Penitência, ato de amor

No tempo do Advento, em que a Igreja intensifica sua preparação para receber Nosso Senhor, pede-se de forma muito especial que todos os fiéis rezem, participem dos sacramentos e se penitenciem com maior frequência. Isso é simbolizado na liturgia por meio da cor roxa, sinal de purificação, arrependimento, preparação espiritual e conversão. Contudo, por mais que a vasta maioria das pessoas compreenda a importância das orações, Confissões e da Comunhão constante neste período, muitas ainda possuem um pouco mais de reserva no que diz respeito às penitências. Isso é compreensível quando se remove o sentido espiritual ligado a elas e se deixa somente com seu aspecto exterior de desconforto, dor e sofrimento. Por isso, é essencial resgatar seu verdadeiro significado e, com isso, apreender sua necessidade prática: penitência é um ato de amor. 

Primeiramente, é importante definir o que é a penitência. Em linhas gerais, pode-se dizer que há duas formas distintas, porém interligadas, de penitência: a exterior e a interior. A primeira refere-se aos atos concretos de mortificação, jejum, esmola e oração que nos ajudam a nos configurarmos a Cristo Jesus. Entretanto, ainda mais importante, as penitências exteriores só possuem verdadeiro sentido quando têm por fim as interiores. Estas são definidas justamente como “a reorientação radical de toda a vida; conversão para Deus de todo o nosso coração […]. É o desejo e a resolução de mudar de vida com a esperança na misericórdia divina e a confiança na ajuda de Sua graça” (Catecismo da Igreja Católica – CIC 1431). Dessa forma, pode-se dizer que os atos exteriores servem para adquirir o domínio sobre nossas paixões e a liberdade de coração, a fim de vivermos efetivamente como filhos de Deus. 
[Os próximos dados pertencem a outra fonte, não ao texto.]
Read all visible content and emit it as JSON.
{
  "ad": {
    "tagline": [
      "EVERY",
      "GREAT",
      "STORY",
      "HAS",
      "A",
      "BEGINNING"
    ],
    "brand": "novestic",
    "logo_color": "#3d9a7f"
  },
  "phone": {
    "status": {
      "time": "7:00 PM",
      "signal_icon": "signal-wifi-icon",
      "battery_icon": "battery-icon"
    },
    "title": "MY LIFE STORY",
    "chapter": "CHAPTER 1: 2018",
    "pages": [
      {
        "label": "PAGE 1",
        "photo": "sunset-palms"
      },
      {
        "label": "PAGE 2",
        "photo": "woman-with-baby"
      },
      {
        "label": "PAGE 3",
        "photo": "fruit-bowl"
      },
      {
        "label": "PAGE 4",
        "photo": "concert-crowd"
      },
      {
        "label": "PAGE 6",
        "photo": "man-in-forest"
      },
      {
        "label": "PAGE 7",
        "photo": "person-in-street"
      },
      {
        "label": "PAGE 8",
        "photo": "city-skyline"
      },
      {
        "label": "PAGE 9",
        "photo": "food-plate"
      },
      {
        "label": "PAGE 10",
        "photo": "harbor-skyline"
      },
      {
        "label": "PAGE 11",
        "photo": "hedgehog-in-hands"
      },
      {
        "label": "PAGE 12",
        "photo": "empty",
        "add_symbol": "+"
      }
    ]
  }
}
Compreendendo essa realidade, fica claro o motivo da penitência ser um ato de amor: desprendendo-nos das criaturas, disponibilizamo-nos para o Criador. Cumprir isso não é fácil. Verdade seja dita, é um sacrifício. Mas tal qual a penitência, o sacrifício também tem sua fonte na caridade divina e nos abre a amar cada vez mais. Podemos ver isso até mesmo em contextos mais simples, não diretamente ligados a Deus. Pais que sacrificam horas de sono todas as noites pelos seus filhos mais novos, esposos que se esvaziam de suas vontades momentâneas para lavar a louça a um parceiro cansado, entre outros. Nesse sentido, a penitência não deixa de ser uma série de sacrifícios pessoais voluntários visando a um crescimento no Amor. 

Vale ressaltar, no entanto, o risco da penitência desordenada. Ela ocorre quando alguém, por mais que faça os atos exteriores, não abre seu coração para a graça divina. Assim, o fim último pela qual a penitência existe não é cumprido e aquela ação perde o sentido diante de Deus. Quanto a isso, Nosso Senhor avisa repetidamente sobre aqueles que fazem esmola, oração e jejum para serem reconhecidos pelos outros homens: “Guardai-vos de fazer as boas obras diante dos homens, com o fim de serdes vistos por eles, de outra sorte não tereis direito à recompensa do vosso Pai, que está nos céus” (Mt 6,1). 

Portanto, neste tempo do Advento, façamos mais penitências enquanto nos preparamos para a vinda de Nosso Senhor! Unindo de forma oportuna e discreta pequenos sacrifícios e desconfortos ao longo de nossos dias, preparemo-nos de forma mais especial para receber a encarnação de Deus. Que nós possamos, por meio delas, abrir cada vez mais nossos corações a fim de que seja cumprida Suas palavras: “Dar-vos-ei um coração novo e porei um novo espírito no meio de vós; tirarei da vossa carne o coração de pedra e dar-vos-ei um coração de carne” (Ez 36,26).